Eso pareció sorprenderlo.
—Ya entiendo. Al fin y al cabo, ¿por qué? El valor de no seguir... Al menos, tenemos eso —declaró ella—, ¿no es verdad?
Allí de pie, delante de la ventana pequeña y alta que daba sobre los tejados grises, dejaron que una profunda mirada comunicase lo que pensaban de su pasado y hablaron en un susurro cuya intensidad correspondía de algún modo a las circunstancias.

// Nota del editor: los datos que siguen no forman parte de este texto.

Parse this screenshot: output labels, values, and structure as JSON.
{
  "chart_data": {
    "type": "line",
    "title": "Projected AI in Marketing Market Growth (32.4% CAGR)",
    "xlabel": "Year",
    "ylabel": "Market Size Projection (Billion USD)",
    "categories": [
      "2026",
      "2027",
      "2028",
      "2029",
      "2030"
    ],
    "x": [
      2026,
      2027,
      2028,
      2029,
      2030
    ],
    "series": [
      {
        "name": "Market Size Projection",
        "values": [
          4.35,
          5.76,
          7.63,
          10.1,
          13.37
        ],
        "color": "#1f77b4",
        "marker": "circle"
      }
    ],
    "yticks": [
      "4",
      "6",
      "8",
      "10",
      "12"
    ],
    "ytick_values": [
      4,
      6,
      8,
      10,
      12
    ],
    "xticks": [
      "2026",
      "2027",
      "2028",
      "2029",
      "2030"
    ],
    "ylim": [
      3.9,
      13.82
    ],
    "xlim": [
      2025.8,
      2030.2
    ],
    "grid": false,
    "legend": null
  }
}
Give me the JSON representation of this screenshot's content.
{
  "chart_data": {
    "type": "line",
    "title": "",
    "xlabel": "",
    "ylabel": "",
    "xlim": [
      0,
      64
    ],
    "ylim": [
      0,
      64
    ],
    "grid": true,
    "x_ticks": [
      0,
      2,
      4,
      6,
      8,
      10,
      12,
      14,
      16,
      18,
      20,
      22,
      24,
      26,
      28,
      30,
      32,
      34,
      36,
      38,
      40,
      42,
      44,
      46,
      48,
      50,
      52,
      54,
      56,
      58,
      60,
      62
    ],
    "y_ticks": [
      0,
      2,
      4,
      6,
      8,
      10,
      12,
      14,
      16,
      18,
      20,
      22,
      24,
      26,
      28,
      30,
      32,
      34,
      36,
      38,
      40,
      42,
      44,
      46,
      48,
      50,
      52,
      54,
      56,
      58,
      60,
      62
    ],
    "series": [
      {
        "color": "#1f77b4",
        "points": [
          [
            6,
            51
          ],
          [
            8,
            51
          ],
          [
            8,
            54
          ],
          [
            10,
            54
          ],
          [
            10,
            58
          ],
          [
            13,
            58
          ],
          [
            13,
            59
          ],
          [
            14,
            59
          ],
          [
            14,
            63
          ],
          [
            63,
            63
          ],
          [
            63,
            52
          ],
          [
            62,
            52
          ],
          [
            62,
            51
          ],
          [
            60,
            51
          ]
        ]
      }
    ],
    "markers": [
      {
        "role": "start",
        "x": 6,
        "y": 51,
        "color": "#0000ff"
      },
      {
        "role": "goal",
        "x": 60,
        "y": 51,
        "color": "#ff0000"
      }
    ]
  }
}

—Si estamos vencidos... —prosiguió ella.
—¡Al menos, lo estaremos juntos!
Straith la abrazó; ella se dejó y él la estrechó entre sus brazos largo rato, como si sellaran un pacto. Pero cuando se sobrepusieron y pudieron examinar su acuerdo con mayor responsabilidad, las palabras con que ambos lo confirmaron sonaron a un tiempo dulces y tristes:
—¡Y ahora, a trabajar!
[Traducción de Carmen Francí]
Nació en Wakefield, hijo de un farmacéutico. Huérfano de padre a los trece años, pese a los apuros económicos de la familia, consiguió acceder al Owens College de Manchester. Truncó, sin embargo, una prometedora carrera académica cuando en 1876 fue despedido por haber robado dinero para ayudar a empezar una nueva vida a una prostituta, con la que emigró a Estados Unidos y con la que acabaría casándose. Un año después volvería a Inglaterra, donde trabajaría como tutor. Sus comienzos en la literatura fueron muy duros y publicó una serie de novelas sin éxito: Workers in the Dawn (1880), The Unclassed (1884), Demos (1886), y The Nether World (1889); su matrimonio con la ex prostituta fue una fuente de penurias hasta la muerte de ésta en 1888. Posteriormente, viviría otro matrimonio desgraciado con una mujer de humilde origen, con la que tendría dos hijos, y sólo encontraría la felicidad al final de su vida, al lado de Gabrielle Fleury. Gissing recoge la tradición de las condition of England novels (Gaskell, Dickens), de contenido social y propósito reformista, aunque sin sentimentalismos ni concesiones, y en algún sentido se ha dicho de él que es el Zola inglés. Con La nueva Grub Street (1891), la más famosa de sus obras, una negra visión de la bohemia londinense, obtuvo finalmente reconocimiento y prestigio. A ella siguieron, entre otras, Denzil Quarrier (1892), Born in Exile (1892), Mujeres sin pareja (1893), sobre la cuestión del feminismo, In the Year of Jubilee (1894) y The Crown of Life (1899). Escribió, asimismo, numerosos cuentos a lo largo de su carrera. Murió en San Juan de Luz en 1903.
«La hija de los guardeses» (A Daughter of the Lodge) se publicó por primera vez en Illustrated London News, en agosto de 1901, y más tarde formaría parte de The House of Cobwebs and Other Stories (1906).